Fleur de malheur (2/3)
Dès le lendemain, les fées se mirent au travail. Elles allèrent requérir l'aide de leurs amies les abeilles car, en réalité, ce serait elles qui devraient faire une grande part du boulot. Il fallait transporter du pollen de la fleur triangulaire vers d'autres fleurs, tester et retenter, jusqu'à trouver la combinaison qui fonctionnerait pour donner lieu à d'autres fleurs triangulaires. Rina gardait le secret espoir que, lors de certains de ces tests, ne naissent des fleurs triangulaires entièrement jaunes, mais il n'en fut rien. En revanche, les tests finirent par porter leurs fruits et, un beau jour, une nouvelle fleur triangulaire tricolore vit le jour.
A partir de là, la multiplication accéléra. Les abeilles transportèrent du pollen, les fées apportèrent de l'eau depuis la rivière, et, très vite, chacune des fées pu avoir une fleur triangulaire, puis deux fleurs, puis trois fleurs, puis encore plus.

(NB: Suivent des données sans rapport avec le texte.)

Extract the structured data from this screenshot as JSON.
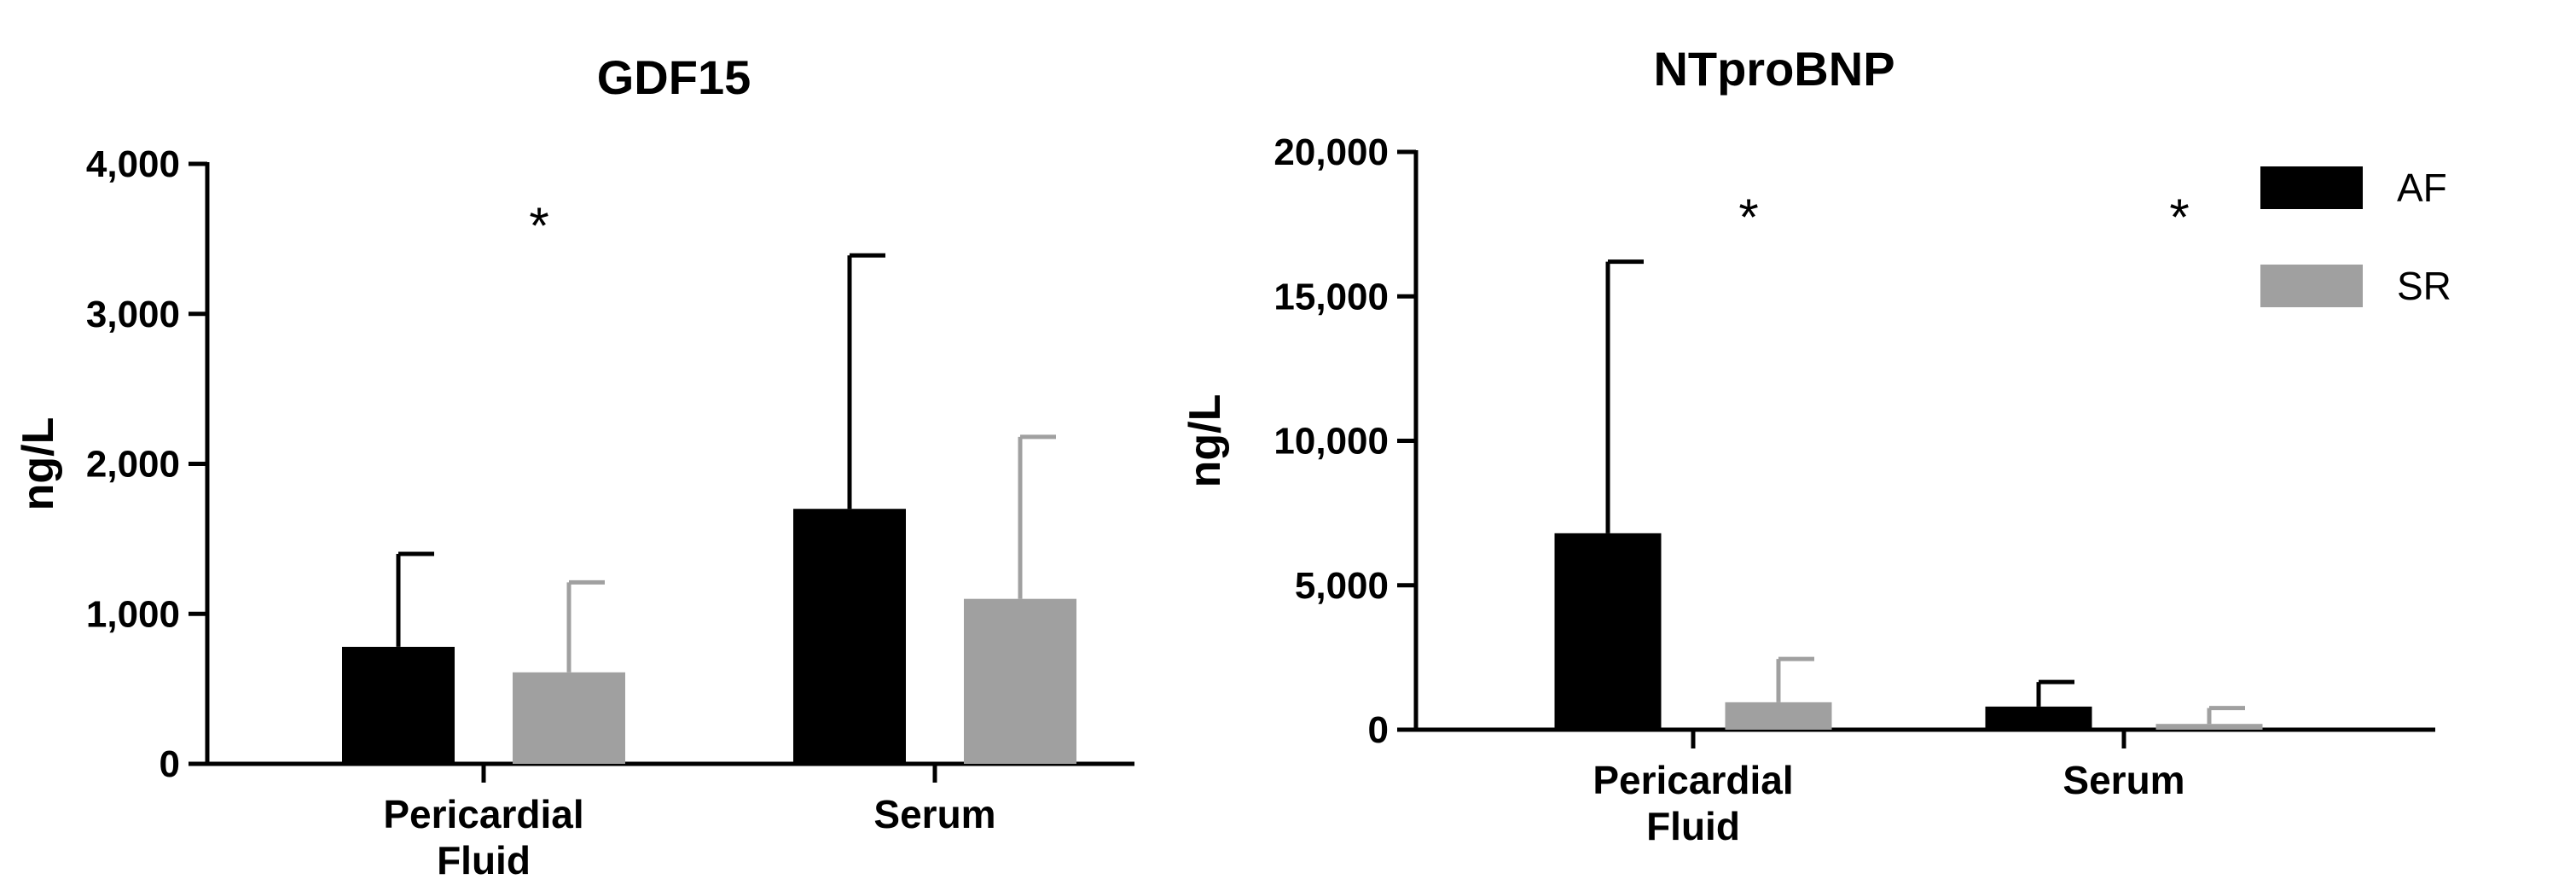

Les fées vivaient par familles dans des tronc d'arbre et, dans chaque tronc, on pouvait trouver au moins une fleur triangulaire sur la table à manger, une sur chaque table de nuit, et deux autres autour de la porte d'entrée. Il y avait aussi la mode de porter des fleurs triangulaires dans ses cheveux ou sur ses vêtements, mais cela était en général fait seulement pour les grandes occasions, afin de ne pas gaspiller les précieuses fleurs.
Les fleurs triangulaires, comme les autres fleurs, une fois décrochées de la prairie, avaient du mal à rester en vie, et encore plus quand elles n'étaient pas conservées dans de l'eau. La culture des fleurs triangulaires devint ce que les hommes appellent parfois une usine à gaz. Les fées ne sachant pas ce qu'est le gaz ou ce qu'est une usine, elles se contentèrent de constater que c'était beaucoup de travail. Chaque semaine, chaque fée souhaitait avoir une dizaine de nouvelles fleurs triangulaires pour remplacer celles fanées la semaine passée dans son foyer. Certaines en avaient assez de transporter, à longueur de journée, des seaux d'eau juste pour que leurs collègues les plus coquettes puissent s'offrir le luxe de porter tous les jours une fleur triangulaire dans ses cheveux. Mais, dans l'ensemble, toutes semblaient trouver que cela valait le coût, car aucune d'entre elle n'imaginait plus se passer des fleurs triangulaires.
Les fées portaient des seaux d'eau, cueillaient des fleurs, décoraient leurs foyers, et ne prenaient même plus le temps d'admirer ces fleurs triangulaires pour lesquelles elle faisait tout ça. Il y eut un jour une exception à la tricolarité des fleurs triangulaires. Un jour, une fleur poussa avec deux pétales jaunes et un pétale rouge. Rina la ramassa de manière automatique, l'ajouta au bouquet de dix fleurs qu'elle avait déjà dans les mains, et ne remarqua même pas que cette fleur n'était pas comme les autres. Les fées commencèrent à être fatiguées, et elles décidèrent de réduire la fréquence des conseils des fées qui, au lieu de se tenir tous les soirs désormais, fut réservé aux soirs de pleine lune.